Optimizing pacemaker and cardiac resynchronization therapy (CRT) device settings remains a time-intensive process, often requiring multiple manual adjustments to achieve optimal clinical outcomes. To address this, we developed a Windows-based C++ software platform that enables detailed comparison of vectorcardiograms (VCGs) acquired under different device configurations.
The platform supports VCGs obtained from two sources: (1) transformed 12-lead electrocardiograms (ECGs) using Kors and Dower matrices applied to Einthoven electrode signals, and (2) directly measured Frank VCGs from Frank lead placement. This dual capability allows for the evaluation of how transformation methods and acquisition techniques influence VCG morphology and derived parameters.

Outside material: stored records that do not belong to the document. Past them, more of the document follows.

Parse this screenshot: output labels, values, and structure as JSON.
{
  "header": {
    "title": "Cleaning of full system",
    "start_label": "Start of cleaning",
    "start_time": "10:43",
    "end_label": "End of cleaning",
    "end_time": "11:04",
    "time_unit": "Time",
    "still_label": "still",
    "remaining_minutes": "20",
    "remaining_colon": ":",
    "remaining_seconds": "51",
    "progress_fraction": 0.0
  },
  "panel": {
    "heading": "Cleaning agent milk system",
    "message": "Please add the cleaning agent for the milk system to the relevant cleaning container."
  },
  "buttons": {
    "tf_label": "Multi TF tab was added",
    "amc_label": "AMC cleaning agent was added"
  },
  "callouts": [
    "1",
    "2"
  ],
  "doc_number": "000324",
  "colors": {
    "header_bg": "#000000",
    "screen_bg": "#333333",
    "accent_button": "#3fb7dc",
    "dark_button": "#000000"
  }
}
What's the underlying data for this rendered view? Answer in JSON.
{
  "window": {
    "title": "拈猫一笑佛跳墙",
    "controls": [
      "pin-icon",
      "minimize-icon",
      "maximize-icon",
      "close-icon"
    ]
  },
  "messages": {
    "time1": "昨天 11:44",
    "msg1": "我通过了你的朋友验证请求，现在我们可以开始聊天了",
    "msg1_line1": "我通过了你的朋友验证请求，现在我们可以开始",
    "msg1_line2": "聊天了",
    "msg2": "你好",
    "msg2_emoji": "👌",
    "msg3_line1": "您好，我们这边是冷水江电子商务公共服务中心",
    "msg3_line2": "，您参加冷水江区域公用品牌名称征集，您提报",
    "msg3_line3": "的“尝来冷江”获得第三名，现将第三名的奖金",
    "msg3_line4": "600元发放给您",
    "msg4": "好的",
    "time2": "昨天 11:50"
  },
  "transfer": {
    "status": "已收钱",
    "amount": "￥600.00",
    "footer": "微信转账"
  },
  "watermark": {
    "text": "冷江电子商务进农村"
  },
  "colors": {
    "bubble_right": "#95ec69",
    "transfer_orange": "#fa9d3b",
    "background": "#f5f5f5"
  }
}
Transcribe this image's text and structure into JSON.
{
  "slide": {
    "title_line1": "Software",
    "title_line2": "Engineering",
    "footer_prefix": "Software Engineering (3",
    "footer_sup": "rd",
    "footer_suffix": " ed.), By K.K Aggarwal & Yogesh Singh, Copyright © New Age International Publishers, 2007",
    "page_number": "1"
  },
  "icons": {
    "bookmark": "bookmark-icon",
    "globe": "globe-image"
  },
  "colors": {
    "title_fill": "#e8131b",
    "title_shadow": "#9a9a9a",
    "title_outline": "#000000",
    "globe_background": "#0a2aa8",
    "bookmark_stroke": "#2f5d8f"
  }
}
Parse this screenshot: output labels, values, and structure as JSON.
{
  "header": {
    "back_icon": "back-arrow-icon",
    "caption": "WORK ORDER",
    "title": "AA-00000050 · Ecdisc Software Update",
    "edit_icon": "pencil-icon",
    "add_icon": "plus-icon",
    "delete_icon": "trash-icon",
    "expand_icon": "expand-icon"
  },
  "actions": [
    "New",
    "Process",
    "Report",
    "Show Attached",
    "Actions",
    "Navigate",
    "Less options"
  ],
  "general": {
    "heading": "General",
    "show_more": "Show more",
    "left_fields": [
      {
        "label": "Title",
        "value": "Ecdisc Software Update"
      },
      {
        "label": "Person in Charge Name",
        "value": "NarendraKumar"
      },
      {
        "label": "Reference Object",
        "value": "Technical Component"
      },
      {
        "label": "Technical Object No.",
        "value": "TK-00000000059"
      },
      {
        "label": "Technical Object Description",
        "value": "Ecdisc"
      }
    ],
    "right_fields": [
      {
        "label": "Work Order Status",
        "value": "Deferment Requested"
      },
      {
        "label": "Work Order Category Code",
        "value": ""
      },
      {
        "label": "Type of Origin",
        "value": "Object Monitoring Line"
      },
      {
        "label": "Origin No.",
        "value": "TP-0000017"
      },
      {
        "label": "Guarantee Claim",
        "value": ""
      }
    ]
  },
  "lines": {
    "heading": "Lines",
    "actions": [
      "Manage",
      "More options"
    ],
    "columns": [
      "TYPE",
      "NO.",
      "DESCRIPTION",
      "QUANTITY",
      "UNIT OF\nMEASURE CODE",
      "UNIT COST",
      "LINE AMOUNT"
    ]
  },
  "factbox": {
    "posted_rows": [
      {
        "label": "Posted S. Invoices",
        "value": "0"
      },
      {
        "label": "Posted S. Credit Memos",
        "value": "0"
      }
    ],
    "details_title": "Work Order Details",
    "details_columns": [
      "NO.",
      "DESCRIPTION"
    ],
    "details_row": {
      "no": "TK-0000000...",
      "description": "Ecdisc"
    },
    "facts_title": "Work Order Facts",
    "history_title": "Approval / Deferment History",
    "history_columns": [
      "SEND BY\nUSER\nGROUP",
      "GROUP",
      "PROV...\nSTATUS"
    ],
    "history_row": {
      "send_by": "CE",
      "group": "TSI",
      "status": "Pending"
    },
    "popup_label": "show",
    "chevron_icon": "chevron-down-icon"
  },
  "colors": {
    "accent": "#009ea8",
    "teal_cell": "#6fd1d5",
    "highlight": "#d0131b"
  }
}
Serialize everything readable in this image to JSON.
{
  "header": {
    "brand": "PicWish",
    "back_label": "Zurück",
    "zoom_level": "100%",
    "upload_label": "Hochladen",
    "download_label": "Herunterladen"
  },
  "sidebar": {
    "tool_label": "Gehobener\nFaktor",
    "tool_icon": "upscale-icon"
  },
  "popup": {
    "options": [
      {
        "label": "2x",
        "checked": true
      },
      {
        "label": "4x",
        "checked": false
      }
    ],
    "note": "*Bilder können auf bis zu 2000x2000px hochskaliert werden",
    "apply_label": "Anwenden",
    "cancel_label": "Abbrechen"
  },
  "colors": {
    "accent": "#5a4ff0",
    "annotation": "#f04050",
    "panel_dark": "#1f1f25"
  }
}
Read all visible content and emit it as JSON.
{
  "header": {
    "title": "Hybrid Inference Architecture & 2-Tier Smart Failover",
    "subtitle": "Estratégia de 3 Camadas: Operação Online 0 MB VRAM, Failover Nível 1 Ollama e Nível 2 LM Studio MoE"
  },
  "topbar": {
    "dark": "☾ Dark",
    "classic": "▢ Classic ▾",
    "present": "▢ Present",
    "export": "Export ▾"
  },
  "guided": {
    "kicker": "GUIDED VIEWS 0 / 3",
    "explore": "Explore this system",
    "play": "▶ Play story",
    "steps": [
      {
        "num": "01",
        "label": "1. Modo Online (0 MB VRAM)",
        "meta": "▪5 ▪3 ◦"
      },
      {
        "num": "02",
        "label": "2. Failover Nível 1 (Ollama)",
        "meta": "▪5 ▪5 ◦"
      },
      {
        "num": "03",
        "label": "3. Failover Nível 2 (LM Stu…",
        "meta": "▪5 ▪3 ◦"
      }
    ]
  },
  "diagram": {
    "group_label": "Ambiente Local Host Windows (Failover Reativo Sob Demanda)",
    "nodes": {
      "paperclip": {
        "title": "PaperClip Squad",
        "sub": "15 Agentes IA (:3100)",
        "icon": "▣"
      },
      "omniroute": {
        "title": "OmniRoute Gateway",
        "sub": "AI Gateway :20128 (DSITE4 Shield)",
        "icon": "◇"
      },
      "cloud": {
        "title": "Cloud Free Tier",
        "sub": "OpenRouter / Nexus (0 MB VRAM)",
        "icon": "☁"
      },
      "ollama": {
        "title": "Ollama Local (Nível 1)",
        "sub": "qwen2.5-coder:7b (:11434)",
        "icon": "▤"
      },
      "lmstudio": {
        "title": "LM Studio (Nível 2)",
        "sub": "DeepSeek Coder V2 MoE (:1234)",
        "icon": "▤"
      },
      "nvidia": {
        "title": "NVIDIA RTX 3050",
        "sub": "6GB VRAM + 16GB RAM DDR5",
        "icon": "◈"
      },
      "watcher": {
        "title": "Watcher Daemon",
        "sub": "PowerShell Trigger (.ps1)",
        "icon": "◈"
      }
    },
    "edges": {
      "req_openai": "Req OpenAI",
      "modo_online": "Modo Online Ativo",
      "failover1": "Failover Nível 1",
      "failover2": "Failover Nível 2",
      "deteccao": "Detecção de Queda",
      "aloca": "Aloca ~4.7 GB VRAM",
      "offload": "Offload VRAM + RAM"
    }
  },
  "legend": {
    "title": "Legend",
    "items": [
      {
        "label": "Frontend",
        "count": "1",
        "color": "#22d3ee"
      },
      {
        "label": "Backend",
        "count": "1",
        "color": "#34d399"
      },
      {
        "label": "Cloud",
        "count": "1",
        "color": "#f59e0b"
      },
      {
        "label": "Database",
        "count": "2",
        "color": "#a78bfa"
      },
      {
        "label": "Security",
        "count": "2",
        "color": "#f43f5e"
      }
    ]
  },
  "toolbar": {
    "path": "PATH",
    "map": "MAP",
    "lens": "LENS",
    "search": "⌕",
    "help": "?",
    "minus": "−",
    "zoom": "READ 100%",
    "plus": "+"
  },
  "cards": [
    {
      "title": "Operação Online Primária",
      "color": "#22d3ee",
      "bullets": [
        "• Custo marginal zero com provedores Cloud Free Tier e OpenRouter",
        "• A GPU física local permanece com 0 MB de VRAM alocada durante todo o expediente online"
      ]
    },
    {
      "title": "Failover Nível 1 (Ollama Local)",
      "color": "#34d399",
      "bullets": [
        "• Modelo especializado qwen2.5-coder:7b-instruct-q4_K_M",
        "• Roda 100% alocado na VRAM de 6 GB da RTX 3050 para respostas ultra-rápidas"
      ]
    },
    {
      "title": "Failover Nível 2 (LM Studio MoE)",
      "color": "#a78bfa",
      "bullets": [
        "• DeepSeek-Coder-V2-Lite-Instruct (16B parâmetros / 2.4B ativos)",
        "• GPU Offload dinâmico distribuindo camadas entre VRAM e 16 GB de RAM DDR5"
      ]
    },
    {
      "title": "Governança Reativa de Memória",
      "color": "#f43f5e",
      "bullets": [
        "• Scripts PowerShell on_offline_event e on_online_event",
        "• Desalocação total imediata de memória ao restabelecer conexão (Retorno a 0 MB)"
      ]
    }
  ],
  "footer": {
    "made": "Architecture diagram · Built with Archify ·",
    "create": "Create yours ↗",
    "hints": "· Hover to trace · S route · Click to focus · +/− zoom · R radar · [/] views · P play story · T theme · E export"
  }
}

Orthogonal X, Y, and Z leads are reconstructed, and automated algorithms accurately detect and measure conventional intervals (PR, QRS duration, QT) as well as advanced spatial-temporal indices. After wave delineation, the software extracts three-dimensional parameters, including wave amplitudes, time-to-rise and time-to-descend for the P wave, QRS complex, and T wave, and the ratio of rise to fall times. All measurements are performed directly on the spatial VCG loop to minimize projection-related distortions.
An additional feature allows users to select and compare individual beats—such as ectopic or premature complexes—against the median beat from the same recording, facilitating detailed beat-to-beat variability analysis. This function is particularly valuable for evaluating conduction abnormalities and transient changes during device optimization.
The tool has been integrated into clinical practice by an experienced electrophysiologist and used to analyze VCGs from over 1,000 patients. By providing objective and spatially precise parameters, this platform offers a novel and standardized approach to applying VCG analysis in the optimization of pacemaker and CRT device settings.